DISTACCHI AL DLF

I distacchi, più propriamente chiamati Assenze Giustificate, consentono, per effettive e comprovate esigenze istituzionali, per un determinato numero prefissato di giornate, di utilizzare ferrovieri in servizio presso i DLF. È questa una delle superstiti risorse concesse dalla società FS che, tuttavia negli anni, è andata sempre più scemando. Calo che non si è potuto frenare perché rapportato, in modo notevole per la loro assegnazione, al numero dei ferrovieri in servizio iscritti al DLF. Purtroppo sappiamo come, in questi anni, le piante organiche dei ferrovieri siano state ripetutamente falciate dai vari esodi di prepensionamento.

Regola questa materia l'accordo fra l'Associazione Nazionale DLF e la Società FS del 18 settembre 2000. A tutt'oggi la dotazione nazionale complessiva è di 29.000 giornate.
La ripartizione per il 2005 è stata effettuata con gli stessi criteri seguiti nel 2004, ossia: a. attribuzione all'Associazione DLF territoriale di n. 10 AG per ogni Consigliere in servizio per un totale di 4.560 giornate;
b. ripartizione proporzionale di n. 18.000 giornate in base al numero dei soci;
c. attribuzione di un numero pari al 50% delle giornate in base alla riduzione fra quelle del 2002 e quelle scaturite dal calcolo del 2003.
Inoltre la Sede Centrale del DLF si riserva una scorta che mette a disposizione di coloro che partecipano alle gare sportive, alle manifestazioni nazionali e per altre eccezionalità.

I contingenti sono stazionari dal 2003: congelati, molto probabilmente, in attesa del rinnovo dei Consigli Direttivi DLF, già per due anni prorogati.
Nell'ambito dei Dopolavoro dell'ex compartimento di Bologna, dall'anno 2003, le giornate assegnate dalla sede centrale sono 1974 scese però quest'anno a 1874, perché 100 di queste sono state detratte ad un DLF punito per inadempienze.

Nella nostra Associazione, dall'ultimo mandato iniziato nell'anno 2000, la decisione del Consiglio Direttivo è stata quella di utilizzare il numero più cospicuo delle giornate di AG disponibili, circa 220 l'anno, per distaccare in via permanente la figura dell'Amministratore, il socio Mario Zammarchi, mentre la rimanenza destinarla, seconda necessità, per gli altri Consiglieri. Assegnazione che si è protratta così fino al suo pensionamento avvenuto alla fine dell'anno 2002; successivamente il Consiglio Direttivo in sostituzione, ad usufruire di tali AG, ha designato il Consigliere Lucio Brughiera.

Le AG attribuite al DLF di Rimini per il 2005 sono di giorni 263, la medesima quantità dei due anni precedenti mentre, per fare dei raffronti, il DLF di Bologna oltre alle 972 in dotazione si avvale di giornate aggiuntive: quest'anno 276, cedute da altri DLF consenzienti, per un totale così di 1248 (alle quali inoltre si potrebbero aggiungere eventuali altre giornate che nel corso dell'anno i DLF della regione non dovessero utilizzare). Operazione che consente a questo DLF di avvalersi del distacco permanente, presso la propria sede, di almeno cinque ferrovieri l'anno.

Questa ripartizione può sembrare iniqua, si deve però sapere che le giornate di AG, per le Associazioni periferiche, sono quanto mai difficili da ottenere perché subordinate al parere favorevole dei vari Capi Impianto.
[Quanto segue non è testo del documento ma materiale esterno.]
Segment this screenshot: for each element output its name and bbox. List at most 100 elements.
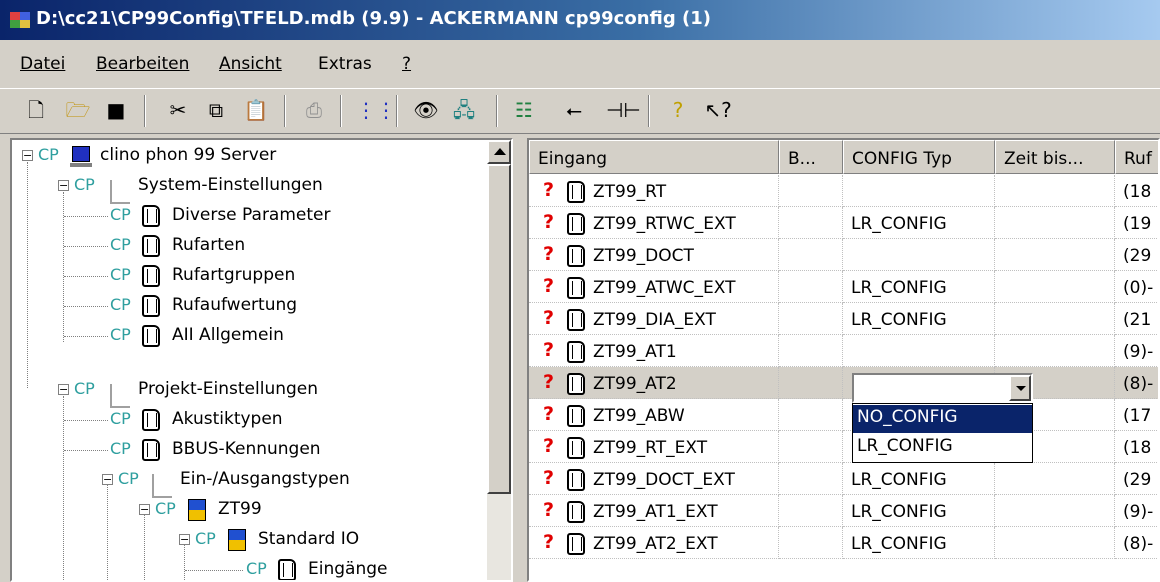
tree-connector bbox=[185, 570, 243, 571]
scrollbar-thumb[interactable] bbox=[487, 164, 511, 494]
column-header-b[interactable]: B... bbox=[779, 140, 843, 174]
cell-config-typ[interactable]: LR_CONFIG bbox=[843, 463, 995, 495]
cell-config-typ[interactable] bbox=[843, 239, 995, 271]
table-row[interactable]: ? ZT99_AT1 (9)- bbox=[529, 335, 1158, 367]
collapse-icon[interactable]: − bbox=[139, 504, 150, 515]
tree-view[interactable]: − CP clino phon 99 Server − CP System-Ei… bbox=[10, 138, 513, 582]
collapse-icon[interactable]: − bbox=[102, 474, 113, 485]
cp-label: CP bbox=[38, 145, 59, 164]
document-icon bbox=[567, 309, 585, 331]
tree-item-bbus-kennungen[interactable]: CP BBUS-Kennungen bbox=[12, 436, 481, 466]
save-icon[interactable]: ■ bbox=[102, 96, 130, 124]
document-icon bbox=[567, 373, 585, 395]
cell-ruf: (0)- bbox=[1115, 271, 1158, 303]
config-typ-combo[interactable] bbox=[852, 373, 1033, 403]
cell-b bbox=[779, 239, 843, 271]
cell-config-typ[interactable]: LR_CONFIG bbox=[843, 207, 995, 239]
table-row[interactable]: ? ZT99_DIA_EXT LR_CONFIG (21 bbox=[529, 303, 1158, 335]
table-row[interactable]: ? ZT99_RT_EXT (18 bbox=[529, 431, 1158, 463]
column-header-config-typ[interactable]: CONFIG Typ bbox=[843, 140, 995, 174]
status-question-icon: ? bbox=[543, 307, 555, 329]
connector-icon[interactable]: ⊣⊢ bbox=[606, 96, 641, 124]
tree-item-aii-allgemein[interactable]: CP AII Allgemein bbox=[12, 322, 481, 352]
table-row[interactable]: ? ZT99_AT2 (8)- bbox=[529, 367, 1158, 399]
column-header-ruf[interactable]: Ruf bbox=[1115, 140, 1158, 174]
cell-config-typ[interactable] bbox=[843, 175, 995, 207]
column-header-eingang[interactable]: Eingang bbox=[529, 140, 779, 174]
tree-item-rufarten[interactable]: CP Rufarten bbox=[12, 232, 481, 262]
tree-item-label: Akustiktypen bbox=[172, 409, 283, 429]
table-row[interactable]: ? ZT99_ATWC_EXT LR_CONFIG (0)- bbox=[529, 271, 1158, 303]
table-row[interactable]: ? ZT99_ABW (17 bbox=[529, 399, 1158, 431]
tree-item-zt99[interactable]: − CP ZT99 bbox=[12, 496, 481, 526]
cell-config-typ[interactable] bbox=[843, 335, 995, 367]
network-icon[interactable]: 🖧 bbox=[450, 96, 478, 124]
cell-config-typ[interactable]: LR_CONFIG bbox=[843, 303, 995, 335]
table-row[interactable]: ? ZT99_DOCT (29 bbox=[529, 239, 1158, 271]
document-icon bbox=[142, 235, 160, 257]
context-help-icon[interactable]: ↖? bbox=[704, 96, 732, 124]
pane-splitter[interactable] bbox=[513, 138, 527, 582]
cell-ruf: (8)- bbox=[1115, 367, 1158, 399]
scroll-up-button[interactable] bbox=[487, 140, 511, 164]
title-bar[interactable]: D:\cc21\CP99Config\TFELD.mdb (9.9) - ACK… bbox=[0, 0, 1160, 40]
table-row[interactable]: ? ZT99_DOCT_EXT LR_CONFIG (29 bbox=[529, 463, 1158, 495]
table-row[interactable]: ? ZT99_RT (18 bbox=[529, 175, 1158, 207]
table-row[interactable]: ? ZT99_RTWC_EXT LR_CONFIG (19 bbox=[529, 207, 1158, 239]
tree-item-standard-io[interactable]: − CP Standard IO bbox=[12, 526, 481, 556]
cell-config-typ[interactable]: LR_CONFIG bbox=[843, 271, 995, 303]
tree-item-ein-ausgangstypen[interactable]: − CP Ein-/Ausgangstypen bbox=[12, 466, 481, 498]
toolbar-separator bbox=[144, 95, 146, 127]
eingang-name: ZT99_ABW bbox=[593, 406, 685, 426]
document-icon bbox=[142, 295, 160, 317]
usb-icon[interactable]: ⭠ bbox=[560, 96, 588, 124]
tree-item-projekt-einstellungen[interactable]: − CP Projekt-Einstellungen bbox=[12, 376, 481, 408]
option-no-config[interactable]: NO_CONFIG bbox=[853, 405, 1032, 433]
table-row[interactable]: ? ZT99_AT2_EXT LR_CONFIG (8)- bbox=[529, 527, 1158, 559]
tree-icon[interactable]: ☷ bbox=[510, 96, 538, 124]
cp-label: CP bbox=[110, 205, 131, 224]
tree-item-diverse-parameter[interactable]: CP Diverse Parameter bbox=[12, 202, 481, 232]
help-icon[interactable]: ? bbox=[664, 96, 692, 124]
node-icon bbox=[110, 180, 130, 204]
collapse-icon[interactable]: − bbox=[58, 384, 69, 395]
menu-datei[interactable]: Datei bbox=[20, 54, 65, 74]
table-row[interactable]: ? ZT99_AT1_EXT LR_CONFIG (9)- bbox=[529, 495, 1158, 527]
cell-config-typ[interactable]: LR_CONFIG bbox=[843, 495, 995, 527]
tree-item-system-einstellungen[interactable]: − CP System-Einstellungen bbox=[12, 172, 481, 204]
option-lr-config[interactable]: LR_CONFIG bbox=[853, 434, 1032, 462]
grid-icon[interactable]: ⋮⋮ bbox=[356, 96, 396, 124]
menu-help[interactable]: ? bbox=[402, 54, 411, 74]
copy-icon[interactable]: ⧉ bbox=[202, 96, 230, 124]
tree-item-server[interactable]: − CP clino phon 99 Server bbox=[12, 142, 481, 172]
dropdown-arrow-icon[interactable] bbox=[1009, 375, 1031, 401]
collapse-icon[interactable]: − bbox=[58, 180, 69, 191]
column-header-zeit-bis[interactable]: Zeit bis... bbox=[995, 140, 1115, 174]
menu-bearbeiten[interactable]: Bearbeiten bbox=[96, 54, 189, 74]
cut-icon[interactable]: ✂ bbox=[164, 96, 192, 124]
cell-b bbox=[779, 495, 843, 527]
paste-icon[interactable]: 📋 bbox=[242, 96, 270, 124]
document-icon bbox=[567, 277, 585, 299]
tree-item-rufartgruppen[interactable]: CP Rufartgruppen bbox=[12, 262, 481, 292]
cell-zeit-bis bbox=[995, 335, 1115, 367]
inputs-list[interactable]: Eingang B... CONFIG Typ Zeit bis... Ruf … bbox=[527, 138, 1160, 582]
cell-config-typ[interactable]: LR_CONFIG bbox=[843, 527, 995, 559]
open-icon[interactable]: 🗁 bbox=[64, 96, 92, 124]
view-icon[interactable]: 👁 bbox=[412, 96, 440, 124]
collapse-icon[interactable]: − bbox=[179, 534, 190, 545]
tree-item-akustiktypen[interactable]: CP Akustiktypen bbox=[12, 406, 481, 436]
config-typ-dropdown: NO_CONFIG LR_CONFIG bbox=[852, 403, 1033, 463]
document-icon bbox=[567, 213, 585, 235]
cp-label: CP bbox=[118, 469, 139, 488]
collapse-icon[interactable]: − bbox=[22, 150, 33, 161]
new-icon[interactable]: 🗋 bbox=[22, 96, 50, 124]
cell-b bbox=[779, 399, 843, 431]
document-icon bbox=[567, 501, 585, 523]
tree-scrollbar[interactable] bbox=[487, 140, 511, 580]
tree-item-rufaufwertung[interactable]: CP Rufaufwertung bbox=[12, 292, 481, 322]
tree-item-eingaenge[interactable]: CP Eingänge bbox=[12, 556, 481, 580]
print-icon[interactable]: ⎙ bbox=[300, 96, 328, 124]
menu-ansicht[interactable]: Ansicht bbox=[219, 54, 282, 74]
menu-extras[interactable]: Extras bbox=[318, 54, 372, 74]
Succede così che, il più delle volte, quando se ne inoltra la richiesta, per tutta risposta, scatta il veto: giustificato da insuperabili esigenze di servizio.
Il DLF di Bologna invece sul tema non soffre di queste ambasce, la sua è una storia completamente diversa.

L'attuale contingente che c'è attribuito è comunque al limite di guardia. Sotto tale soglia non si può scendere senza seriamente compromettere la regolarità delle attività. Considerato che non si sa fino a quando questo DLF si potrà permettere dipendenti a busta paga.
Se malauguratamente, nei prossimi anni, la quota di AG che c'è assegnata dovesse ulteriormente contrarsi sarà necessario tentare, per il loro recupero, giocare la carta della contrattazione con altri DLF disposti a cederle.